Sauver plus de vies, en soutenant la recherche fondamentale, translationnelle et préclinique…

... afin de mieux comprendre les mécanismes à l’origine des cancers de l’enfant, et comment les « contrer » par une thérapie médicamenteuse ou interventionnelle. Une recherche biologique et préclinique minutieuse et aboutie permettrait de favoriser l’émergence de traitements – médicamenteux ou interventionnels – individualisés, adaptés à chaque patient, moins toxiques. Des efforts financiers importants sont nécessaires pour rattraper le retard pris sur les cancers de mauvais pronostic. De plus, à l’instar de ce qui peut être pratiqué en Allemagne pour les enfants atteints de cancers de mauvais pronostic, l'accès à des traitements individualisés, réalisés d’une façon compassionnelle, est une vraie question. Aujourd’hui, les parents de petits patients atteints de cancers de mauvais pronostic n’ont pas d’autre choix, en France, qu’entre un traitement palliatif ou un essai clinique souvent randomisé, c’est-à-dire avec tirage au sort entre le traitement A et B. Or, des aveux mêmes de plusieurs oncologues et chercheurs, "ces essais cliniques réalisés chez l’enfant ont bien souvent peu de rationnel biologique ou préclinique mais sont surtout motivés par un allongement de 6 mois [prévu par le règlement pédiatrique européen, plus favorable à ce jour aux industriels qu’aux petits patients,NDLR] de l’exploitation d’un médicament rentable chez l’adulte par les industriels."

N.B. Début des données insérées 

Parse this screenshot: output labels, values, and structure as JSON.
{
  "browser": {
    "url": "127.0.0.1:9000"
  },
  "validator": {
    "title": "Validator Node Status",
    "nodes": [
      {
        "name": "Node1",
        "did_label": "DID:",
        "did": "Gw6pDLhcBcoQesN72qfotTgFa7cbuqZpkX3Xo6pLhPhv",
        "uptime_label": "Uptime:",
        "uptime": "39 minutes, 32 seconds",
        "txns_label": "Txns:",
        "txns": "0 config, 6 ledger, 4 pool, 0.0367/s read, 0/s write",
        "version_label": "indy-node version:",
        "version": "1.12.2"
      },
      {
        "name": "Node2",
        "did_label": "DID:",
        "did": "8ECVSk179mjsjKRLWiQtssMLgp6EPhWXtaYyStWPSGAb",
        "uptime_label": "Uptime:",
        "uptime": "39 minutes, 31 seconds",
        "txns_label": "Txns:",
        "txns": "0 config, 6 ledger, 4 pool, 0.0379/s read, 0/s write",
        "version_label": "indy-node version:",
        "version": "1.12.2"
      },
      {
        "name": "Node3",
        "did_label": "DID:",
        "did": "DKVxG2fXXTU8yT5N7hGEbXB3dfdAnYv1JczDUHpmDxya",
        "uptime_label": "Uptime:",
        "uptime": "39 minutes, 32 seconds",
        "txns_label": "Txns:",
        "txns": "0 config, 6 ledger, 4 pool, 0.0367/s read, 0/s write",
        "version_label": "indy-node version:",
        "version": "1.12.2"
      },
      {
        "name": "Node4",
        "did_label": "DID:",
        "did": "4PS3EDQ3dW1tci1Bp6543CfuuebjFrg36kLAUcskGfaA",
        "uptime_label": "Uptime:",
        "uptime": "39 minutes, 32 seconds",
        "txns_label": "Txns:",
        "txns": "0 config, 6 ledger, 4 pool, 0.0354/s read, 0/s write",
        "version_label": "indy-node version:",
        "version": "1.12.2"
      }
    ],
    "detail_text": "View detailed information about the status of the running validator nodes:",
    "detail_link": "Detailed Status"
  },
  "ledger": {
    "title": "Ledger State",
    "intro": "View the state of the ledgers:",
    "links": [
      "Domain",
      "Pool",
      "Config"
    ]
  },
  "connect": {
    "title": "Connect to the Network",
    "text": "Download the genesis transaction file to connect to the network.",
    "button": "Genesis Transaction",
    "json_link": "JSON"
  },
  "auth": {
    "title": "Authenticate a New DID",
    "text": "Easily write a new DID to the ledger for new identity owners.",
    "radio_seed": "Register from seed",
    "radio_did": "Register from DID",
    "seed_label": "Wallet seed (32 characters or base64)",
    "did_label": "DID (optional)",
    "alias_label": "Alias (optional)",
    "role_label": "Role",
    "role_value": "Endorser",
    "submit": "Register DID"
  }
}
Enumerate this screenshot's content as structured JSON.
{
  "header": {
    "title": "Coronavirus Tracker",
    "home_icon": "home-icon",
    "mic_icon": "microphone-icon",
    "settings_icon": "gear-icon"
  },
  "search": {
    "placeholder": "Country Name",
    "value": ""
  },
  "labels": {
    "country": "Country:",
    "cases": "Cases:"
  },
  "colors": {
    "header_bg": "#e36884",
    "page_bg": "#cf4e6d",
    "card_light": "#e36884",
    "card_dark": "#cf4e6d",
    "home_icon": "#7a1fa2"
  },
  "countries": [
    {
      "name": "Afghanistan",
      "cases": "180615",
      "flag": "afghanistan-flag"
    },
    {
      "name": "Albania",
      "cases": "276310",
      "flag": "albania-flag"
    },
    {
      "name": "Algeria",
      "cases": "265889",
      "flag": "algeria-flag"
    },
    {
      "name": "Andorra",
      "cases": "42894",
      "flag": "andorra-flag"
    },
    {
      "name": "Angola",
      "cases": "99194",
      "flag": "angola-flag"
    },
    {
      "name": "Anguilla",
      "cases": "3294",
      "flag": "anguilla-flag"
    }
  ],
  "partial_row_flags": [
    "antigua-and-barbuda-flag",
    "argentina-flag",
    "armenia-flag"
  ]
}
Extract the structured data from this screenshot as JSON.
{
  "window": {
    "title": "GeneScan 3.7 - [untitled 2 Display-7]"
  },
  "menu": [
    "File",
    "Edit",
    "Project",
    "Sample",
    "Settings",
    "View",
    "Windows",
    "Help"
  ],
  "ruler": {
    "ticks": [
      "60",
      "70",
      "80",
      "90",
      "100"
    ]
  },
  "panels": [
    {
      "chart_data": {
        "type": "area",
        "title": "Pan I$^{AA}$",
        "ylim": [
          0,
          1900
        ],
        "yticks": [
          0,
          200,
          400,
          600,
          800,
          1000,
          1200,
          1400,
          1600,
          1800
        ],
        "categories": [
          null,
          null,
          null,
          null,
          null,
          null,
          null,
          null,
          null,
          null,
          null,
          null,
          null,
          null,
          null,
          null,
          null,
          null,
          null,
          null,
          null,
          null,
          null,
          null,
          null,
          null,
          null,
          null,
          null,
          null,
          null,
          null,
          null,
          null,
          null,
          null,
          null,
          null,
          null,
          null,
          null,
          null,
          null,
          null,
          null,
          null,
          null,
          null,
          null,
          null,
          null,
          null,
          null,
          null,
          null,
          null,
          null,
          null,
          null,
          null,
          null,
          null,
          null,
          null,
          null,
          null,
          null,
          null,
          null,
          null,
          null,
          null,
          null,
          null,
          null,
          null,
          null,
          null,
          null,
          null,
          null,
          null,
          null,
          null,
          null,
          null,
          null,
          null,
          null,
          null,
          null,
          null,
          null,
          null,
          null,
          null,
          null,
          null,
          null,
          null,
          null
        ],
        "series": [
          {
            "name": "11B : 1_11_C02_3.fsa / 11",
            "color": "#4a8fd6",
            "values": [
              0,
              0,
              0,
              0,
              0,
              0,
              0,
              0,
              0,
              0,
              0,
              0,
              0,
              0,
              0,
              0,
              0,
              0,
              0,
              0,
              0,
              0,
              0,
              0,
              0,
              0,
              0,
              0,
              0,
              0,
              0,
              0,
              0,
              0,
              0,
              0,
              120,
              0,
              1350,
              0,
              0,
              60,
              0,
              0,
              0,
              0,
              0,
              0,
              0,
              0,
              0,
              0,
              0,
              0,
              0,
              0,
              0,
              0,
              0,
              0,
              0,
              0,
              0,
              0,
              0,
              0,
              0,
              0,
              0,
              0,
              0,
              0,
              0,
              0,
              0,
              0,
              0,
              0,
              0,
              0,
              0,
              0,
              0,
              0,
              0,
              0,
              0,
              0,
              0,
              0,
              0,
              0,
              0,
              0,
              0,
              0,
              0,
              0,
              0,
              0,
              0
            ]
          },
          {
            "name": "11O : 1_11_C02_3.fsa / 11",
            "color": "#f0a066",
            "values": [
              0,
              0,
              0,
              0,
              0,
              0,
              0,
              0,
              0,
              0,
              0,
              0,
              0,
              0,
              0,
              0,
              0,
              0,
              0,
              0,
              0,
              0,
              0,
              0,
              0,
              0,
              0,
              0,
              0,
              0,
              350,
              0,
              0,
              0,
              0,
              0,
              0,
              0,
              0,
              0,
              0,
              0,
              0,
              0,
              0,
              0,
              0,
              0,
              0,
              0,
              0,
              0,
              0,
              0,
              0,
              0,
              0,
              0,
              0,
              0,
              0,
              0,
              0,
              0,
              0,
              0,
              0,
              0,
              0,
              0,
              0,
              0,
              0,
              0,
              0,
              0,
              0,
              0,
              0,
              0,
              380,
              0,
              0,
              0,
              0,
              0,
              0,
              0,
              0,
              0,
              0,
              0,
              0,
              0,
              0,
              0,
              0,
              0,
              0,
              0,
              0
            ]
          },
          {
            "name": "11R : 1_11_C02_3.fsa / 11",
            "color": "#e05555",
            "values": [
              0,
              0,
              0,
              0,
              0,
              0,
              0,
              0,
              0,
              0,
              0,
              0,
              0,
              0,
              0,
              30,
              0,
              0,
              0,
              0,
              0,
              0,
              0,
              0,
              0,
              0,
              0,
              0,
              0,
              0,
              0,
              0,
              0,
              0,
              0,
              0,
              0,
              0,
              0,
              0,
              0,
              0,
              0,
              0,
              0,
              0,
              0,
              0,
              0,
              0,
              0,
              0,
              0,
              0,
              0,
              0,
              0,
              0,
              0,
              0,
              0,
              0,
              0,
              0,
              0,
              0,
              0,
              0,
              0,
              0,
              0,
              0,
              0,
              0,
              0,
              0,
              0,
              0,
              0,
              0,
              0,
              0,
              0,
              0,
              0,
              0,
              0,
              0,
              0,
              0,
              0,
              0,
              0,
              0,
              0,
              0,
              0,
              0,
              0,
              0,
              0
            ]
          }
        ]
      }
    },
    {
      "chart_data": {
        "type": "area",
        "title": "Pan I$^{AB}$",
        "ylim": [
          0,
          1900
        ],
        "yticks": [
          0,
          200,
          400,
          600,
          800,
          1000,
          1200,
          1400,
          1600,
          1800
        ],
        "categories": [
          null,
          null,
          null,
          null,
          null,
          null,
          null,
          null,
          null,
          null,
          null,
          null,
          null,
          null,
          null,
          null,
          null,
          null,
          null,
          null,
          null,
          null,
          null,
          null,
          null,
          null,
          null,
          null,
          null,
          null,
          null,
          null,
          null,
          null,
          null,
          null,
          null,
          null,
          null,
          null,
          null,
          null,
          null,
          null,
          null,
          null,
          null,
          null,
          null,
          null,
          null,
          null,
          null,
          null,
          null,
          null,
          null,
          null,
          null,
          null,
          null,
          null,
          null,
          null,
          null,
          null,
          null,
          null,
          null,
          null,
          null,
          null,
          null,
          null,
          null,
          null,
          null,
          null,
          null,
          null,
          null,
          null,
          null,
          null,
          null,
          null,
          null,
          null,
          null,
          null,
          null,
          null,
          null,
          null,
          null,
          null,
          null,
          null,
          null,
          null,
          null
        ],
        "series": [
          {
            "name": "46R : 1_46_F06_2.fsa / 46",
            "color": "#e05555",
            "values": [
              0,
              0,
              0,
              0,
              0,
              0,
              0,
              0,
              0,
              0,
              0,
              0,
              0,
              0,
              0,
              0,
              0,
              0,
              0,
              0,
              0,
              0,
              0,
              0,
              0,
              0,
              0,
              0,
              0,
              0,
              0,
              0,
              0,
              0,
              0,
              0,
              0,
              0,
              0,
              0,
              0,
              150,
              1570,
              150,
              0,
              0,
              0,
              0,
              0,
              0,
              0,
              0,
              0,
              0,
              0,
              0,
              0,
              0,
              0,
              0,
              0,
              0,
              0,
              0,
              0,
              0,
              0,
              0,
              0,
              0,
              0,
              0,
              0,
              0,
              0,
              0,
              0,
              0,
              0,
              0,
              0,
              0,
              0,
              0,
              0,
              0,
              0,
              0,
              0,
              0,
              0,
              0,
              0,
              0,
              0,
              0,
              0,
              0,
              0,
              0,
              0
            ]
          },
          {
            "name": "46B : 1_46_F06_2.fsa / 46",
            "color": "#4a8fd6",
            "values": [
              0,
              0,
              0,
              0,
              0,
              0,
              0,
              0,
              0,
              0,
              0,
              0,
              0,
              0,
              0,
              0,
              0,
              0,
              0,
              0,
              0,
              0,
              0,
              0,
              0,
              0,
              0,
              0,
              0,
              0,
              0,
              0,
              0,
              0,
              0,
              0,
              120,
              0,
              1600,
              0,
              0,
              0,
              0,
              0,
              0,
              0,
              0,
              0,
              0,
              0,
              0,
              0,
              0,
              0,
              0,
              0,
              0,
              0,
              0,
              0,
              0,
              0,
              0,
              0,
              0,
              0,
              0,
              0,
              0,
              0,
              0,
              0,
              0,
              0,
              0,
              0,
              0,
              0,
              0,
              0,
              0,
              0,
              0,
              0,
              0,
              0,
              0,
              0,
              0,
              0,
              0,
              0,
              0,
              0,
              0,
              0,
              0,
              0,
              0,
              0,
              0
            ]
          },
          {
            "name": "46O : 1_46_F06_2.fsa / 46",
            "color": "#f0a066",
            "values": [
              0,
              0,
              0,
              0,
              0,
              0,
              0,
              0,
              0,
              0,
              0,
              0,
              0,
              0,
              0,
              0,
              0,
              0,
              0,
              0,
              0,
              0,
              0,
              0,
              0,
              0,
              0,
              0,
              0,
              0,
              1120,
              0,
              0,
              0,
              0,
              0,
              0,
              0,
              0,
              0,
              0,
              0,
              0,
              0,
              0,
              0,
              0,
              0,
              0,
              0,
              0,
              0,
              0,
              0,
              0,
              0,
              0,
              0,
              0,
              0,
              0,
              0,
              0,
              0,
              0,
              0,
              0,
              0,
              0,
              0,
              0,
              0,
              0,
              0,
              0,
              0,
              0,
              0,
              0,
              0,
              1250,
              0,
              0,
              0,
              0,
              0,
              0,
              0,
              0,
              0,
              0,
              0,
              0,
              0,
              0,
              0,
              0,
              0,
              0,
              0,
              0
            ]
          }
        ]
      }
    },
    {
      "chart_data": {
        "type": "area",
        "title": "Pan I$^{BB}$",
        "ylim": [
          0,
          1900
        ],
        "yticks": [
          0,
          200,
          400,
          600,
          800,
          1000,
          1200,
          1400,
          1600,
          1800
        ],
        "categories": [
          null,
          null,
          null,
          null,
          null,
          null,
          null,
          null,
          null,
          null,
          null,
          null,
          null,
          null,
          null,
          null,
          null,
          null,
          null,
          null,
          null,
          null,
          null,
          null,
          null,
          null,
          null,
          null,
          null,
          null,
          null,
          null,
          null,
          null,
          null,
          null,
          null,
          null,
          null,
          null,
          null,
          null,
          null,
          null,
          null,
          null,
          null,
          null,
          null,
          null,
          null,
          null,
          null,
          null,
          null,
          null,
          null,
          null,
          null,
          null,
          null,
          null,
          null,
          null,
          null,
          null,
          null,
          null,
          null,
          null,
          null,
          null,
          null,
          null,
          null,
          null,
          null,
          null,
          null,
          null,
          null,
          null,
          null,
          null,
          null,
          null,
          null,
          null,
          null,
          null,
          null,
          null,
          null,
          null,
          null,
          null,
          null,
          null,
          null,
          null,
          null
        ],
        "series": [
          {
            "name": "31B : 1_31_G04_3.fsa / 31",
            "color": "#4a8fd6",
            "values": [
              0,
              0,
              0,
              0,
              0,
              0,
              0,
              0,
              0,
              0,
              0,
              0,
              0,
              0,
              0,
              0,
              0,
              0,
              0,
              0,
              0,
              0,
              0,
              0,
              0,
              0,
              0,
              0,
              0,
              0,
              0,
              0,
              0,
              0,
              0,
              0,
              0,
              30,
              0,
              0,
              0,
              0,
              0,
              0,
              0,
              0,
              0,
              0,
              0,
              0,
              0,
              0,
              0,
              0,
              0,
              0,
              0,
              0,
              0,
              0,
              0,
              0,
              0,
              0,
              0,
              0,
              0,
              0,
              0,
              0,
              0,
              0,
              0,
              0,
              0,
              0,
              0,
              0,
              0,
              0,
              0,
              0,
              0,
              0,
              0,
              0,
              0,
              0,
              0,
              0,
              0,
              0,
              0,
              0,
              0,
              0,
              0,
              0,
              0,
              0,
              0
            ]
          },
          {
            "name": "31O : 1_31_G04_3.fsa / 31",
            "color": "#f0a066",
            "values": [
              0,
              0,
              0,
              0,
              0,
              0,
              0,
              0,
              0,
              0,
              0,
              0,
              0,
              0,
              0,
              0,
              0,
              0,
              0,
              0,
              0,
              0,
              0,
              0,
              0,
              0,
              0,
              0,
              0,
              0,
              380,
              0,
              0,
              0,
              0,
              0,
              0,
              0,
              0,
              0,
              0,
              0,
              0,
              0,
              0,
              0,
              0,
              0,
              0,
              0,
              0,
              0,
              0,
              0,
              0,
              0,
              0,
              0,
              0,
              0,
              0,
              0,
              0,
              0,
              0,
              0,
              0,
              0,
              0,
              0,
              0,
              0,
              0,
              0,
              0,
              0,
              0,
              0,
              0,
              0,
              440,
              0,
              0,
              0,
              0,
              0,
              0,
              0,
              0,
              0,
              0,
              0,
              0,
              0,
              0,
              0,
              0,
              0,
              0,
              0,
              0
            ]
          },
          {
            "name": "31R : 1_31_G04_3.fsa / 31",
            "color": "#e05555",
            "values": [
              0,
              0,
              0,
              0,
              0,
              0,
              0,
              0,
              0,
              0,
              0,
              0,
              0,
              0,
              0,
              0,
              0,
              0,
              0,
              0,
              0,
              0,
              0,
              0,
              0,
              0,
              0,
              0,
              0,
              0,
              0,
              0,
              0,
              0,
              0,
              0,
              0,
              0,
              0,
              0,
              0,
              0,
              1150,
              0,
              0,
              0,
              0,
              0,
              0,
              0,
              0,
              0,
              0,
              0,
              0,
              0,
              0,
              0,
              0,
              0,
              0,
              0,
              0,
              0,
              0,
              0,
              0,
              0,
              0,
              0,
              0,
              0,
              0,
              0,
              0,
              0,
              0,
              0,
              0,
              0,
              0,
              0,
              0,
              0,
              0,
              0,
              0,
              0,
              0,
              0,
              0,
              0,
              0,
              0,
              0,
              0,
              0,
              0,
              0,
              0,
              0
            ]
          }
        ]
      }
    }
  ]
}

Eva pour la vie estime les besoins supplémentaires (aux faibles moyens alloués jusqu’en 2015) pour la recherche sur les cancers de l'enfant à 15 - 20 millions d’euros par an. Une somme dont on peut relativiser l’importance, au vu des enjeux humains. A titre de comparaison, l’industrie du médicament génère un chiffre d’affaires de 52 milliards d’euros par an, dont plus de 10 milliards de bénéfices nets, par an …

 

Garantir des conditions d’accueil et de traitement de qualité aux enfants atteints de cancers  

Eva pour la vie a reçu, depuis sa création, des centaines de témoignages de parents d’enfants atteints de cancers, évoquant une qualité d’accueil et de traitement dans les différents centres d’oncologie pédiatrique français très inégales. C’est pourquoi l’association souhaite que des audits indépendants réguliers soient effectués dans l’ensemble des services de pédiatrie, en particulier d'oncologie pédiatrique, avec la collaboration des associations et des familles de patients. Ces audits permettraient à la fois d’aider les équipes de soignants – en apportant les moyens financiers, humains voire psychologiques nécessaires - et d’améliorer les conditions d’accueil & de traitement des enfants.

De même, le volet alimentaire est trop souvent délaissé, alors que des études de l’INSERM évoquent un lien avec la guérison. Une charte nationale de la qualité alimentaire pour les enfants accueillis au sein des hôpitaux, en particulier dans les services accueillant des enfants traités pour des pathologies lourdes (cancérologie), pourrait garantir, tout au long de l’année et dans l’ensemble des hôpitaux disposant d’un service de pédiatrie, une qualité gustative et nutritive adaptée aux enfants. L’association souhaite que l’alimentation fasse partie intégrante du soin et qu’elle soit adaptée à chaque cas. A ce jour, il n’est pas rare de constater que les repas servis aux enfants atteints de cancers soient aussi peu appétissants que ceux servis dans les prisons …

 

Conclusion : des intentions, mais quels moyens ?

L’association Eva pour la vie – qui a également préconisé d’autres mesures, en lien avec sa pétition signée par plus de 190 000 personnes - salue la décision d’impliquer les associations dans la mise en place du nouveau Programme d'actions intégrées de recherche (PAIR) dédié à la cancérologie pédiatrique. Cela dit, cette bonne volonté ne sera suivie d’effets réels que si des financements nouveaux et suffisants sont alloués. Dans les faits, rien n’est moins sûr. C’est pourquoi l’association souhaite, plus que jamais, que l’Etat garantisse enfin par la loi un financement pérenne, complémentaire aux faibles moyens actuels, pour l’ensemble des travaux et des missions nécessaires pour les enfants atteints de cancers,  leucémies et maladies rares létales mais aussi, pour soutenir des familles qui se sentent trop souvent bien seules.